Wolf­gang Fröh­lich, der 1996 in der Ver­hand­lung von Januschke noch als „Spon­tanzeuge“ für Holo­caustleug­nung aufge­treten war, ist in den Jahren sei­ther mehrmals wegen Wieder­betä­ti­gung nach § 3 h verurteilt wor­den. Ähn­lich wie der eben­falls mehrmals wegen Wieder­betä­ti­gung verurteilte Gerd Hon­sik leugnete auch er in seinen Schriften immer wieder die Ermor­dung von KZ-Insassen mit­tels Gaskam­mer in Mau­thausen (aus­führlich dazu Bail­er-Galan­da, Lasek, Schiedel: „Revi­sion­is­mus“ und das Konzen­tra­tionslager Mau­thausen).

Nebenraum der ehemaligen Gaskammer in der heutigen KZ Gedenkstätte Mauthausen samt Informationstafel zur Gaskammer - Bildquelle: Wikipedia, public domain.

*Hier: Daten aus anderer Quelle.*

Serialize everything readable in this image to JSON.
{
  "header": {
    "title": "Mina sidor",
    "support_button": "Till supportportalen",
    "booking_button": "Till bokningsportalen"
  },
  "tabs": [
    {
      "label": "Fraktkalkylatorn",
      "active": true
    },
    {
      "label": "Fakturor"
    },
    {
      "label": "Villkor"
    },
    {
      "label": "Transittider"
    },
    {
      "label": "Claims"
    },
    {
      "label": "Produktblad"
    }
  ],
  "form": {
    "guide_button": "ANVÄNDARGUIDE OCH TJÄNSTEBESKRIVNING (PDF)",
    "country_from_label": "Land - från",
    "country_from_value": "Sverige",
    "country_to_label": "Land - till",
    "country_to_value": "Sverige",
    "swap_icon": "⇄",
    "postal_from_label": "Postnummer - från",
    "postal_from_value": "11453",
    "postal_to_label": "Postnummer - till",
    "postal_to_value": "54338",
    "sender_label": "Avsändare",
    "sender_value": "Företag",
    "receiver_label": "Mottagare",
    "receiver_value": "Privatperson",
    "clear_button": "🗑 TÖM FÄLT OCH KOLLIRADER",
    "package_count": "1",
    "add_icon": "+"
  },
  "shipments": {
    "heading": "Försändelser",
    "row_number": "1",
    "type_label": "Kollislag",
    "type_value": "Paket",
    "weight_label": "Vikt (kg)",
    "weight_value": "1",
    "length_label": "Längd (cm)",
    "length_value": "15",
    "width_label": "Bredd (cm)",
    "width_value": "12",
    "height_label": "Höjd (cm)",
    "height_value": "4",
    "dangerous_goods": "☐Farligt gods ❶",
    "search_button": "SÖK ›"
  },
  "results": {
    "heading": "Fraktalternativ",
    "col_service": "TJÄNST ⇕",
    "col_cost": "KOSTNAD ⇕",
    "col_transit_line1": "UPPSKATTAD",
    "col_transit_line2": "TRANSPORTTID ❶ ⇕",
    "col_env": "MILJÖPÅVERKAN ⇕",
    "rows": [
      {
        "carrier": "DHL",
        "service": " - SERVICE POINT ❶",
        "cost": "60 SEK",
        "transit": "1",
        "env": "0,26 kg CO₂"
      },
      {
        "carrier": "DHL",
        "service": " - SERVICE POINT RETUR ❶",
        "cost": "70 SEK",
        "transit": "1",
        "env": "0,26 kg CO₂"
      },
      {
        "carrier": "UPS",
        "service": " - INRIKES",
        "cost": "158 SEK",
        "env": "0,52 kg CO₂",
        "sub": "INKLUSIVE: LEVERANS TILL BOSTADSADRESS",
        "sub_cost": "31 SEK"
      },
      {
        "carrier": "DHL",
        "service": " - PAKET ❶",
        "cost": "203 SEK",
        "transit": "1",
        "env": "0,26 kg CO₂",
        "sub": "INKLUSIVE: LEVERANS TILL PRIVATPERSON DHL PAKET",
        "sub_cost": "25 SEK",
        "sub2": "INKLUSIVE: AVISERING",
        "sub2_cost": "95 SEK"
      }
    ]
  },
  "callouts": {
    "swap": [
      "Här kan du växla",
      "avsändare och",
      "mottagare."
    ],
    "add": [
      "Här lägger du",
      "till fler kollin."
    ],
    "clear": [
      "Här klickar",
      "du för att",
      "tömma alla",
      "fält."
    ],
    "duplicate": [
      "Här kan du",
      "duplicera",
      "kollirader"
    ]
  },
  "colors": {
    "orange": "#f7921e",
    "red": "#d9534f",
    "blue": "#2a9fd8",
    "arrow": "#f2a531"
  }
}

Neben­raum der ehe­ma­li­gen Gaskam­mer in der heuti­gen KZ Gedenkstätte Mau­thausen samt Infor­ma­tion­stafel zur Gaskam­mer — Bildquelle: Wikipedia, pub­lic domain.

Die Jus­tiz hat in den let­zten Jahren — nach den schw­eren Ein­brüchen 1996 und 2006 — keine Zweifel beim § 3 h aufkom­men lassen. 2015 wurde ein Zah­narzt – aus­gerech­net aus Mau­thausen! — zu einem Jahr bed­ingter Haft verurteilt, weil er in Briefen an den Gemein­der­at unter anderem die Exis­tenz ein­er Gaskam­mer im KZ Mau­thausen bestrit­ten hat­te. Der Gemein­de­vor­stand von Mau­thausen ist auch jet­zt wieder aktiv gewor­den, nach­dem der Zah­narzt eine Gaskam­mer in Mau­thausen als „infame Lüge“ beze­ich­net hat­te, und ihn neuer­lich angezeigt.

Mit der fatal­en Argu­men­ta­tion des Weisungsrates des Jus­tizmin­is­ters gegenüber einem Anwalt, der der Brud­er des Vizepräsi­den­ten der oö. Recht­san­walt­skam­mer ist, scheint vieles wieder möglich, was eigentlich unmöglich ist.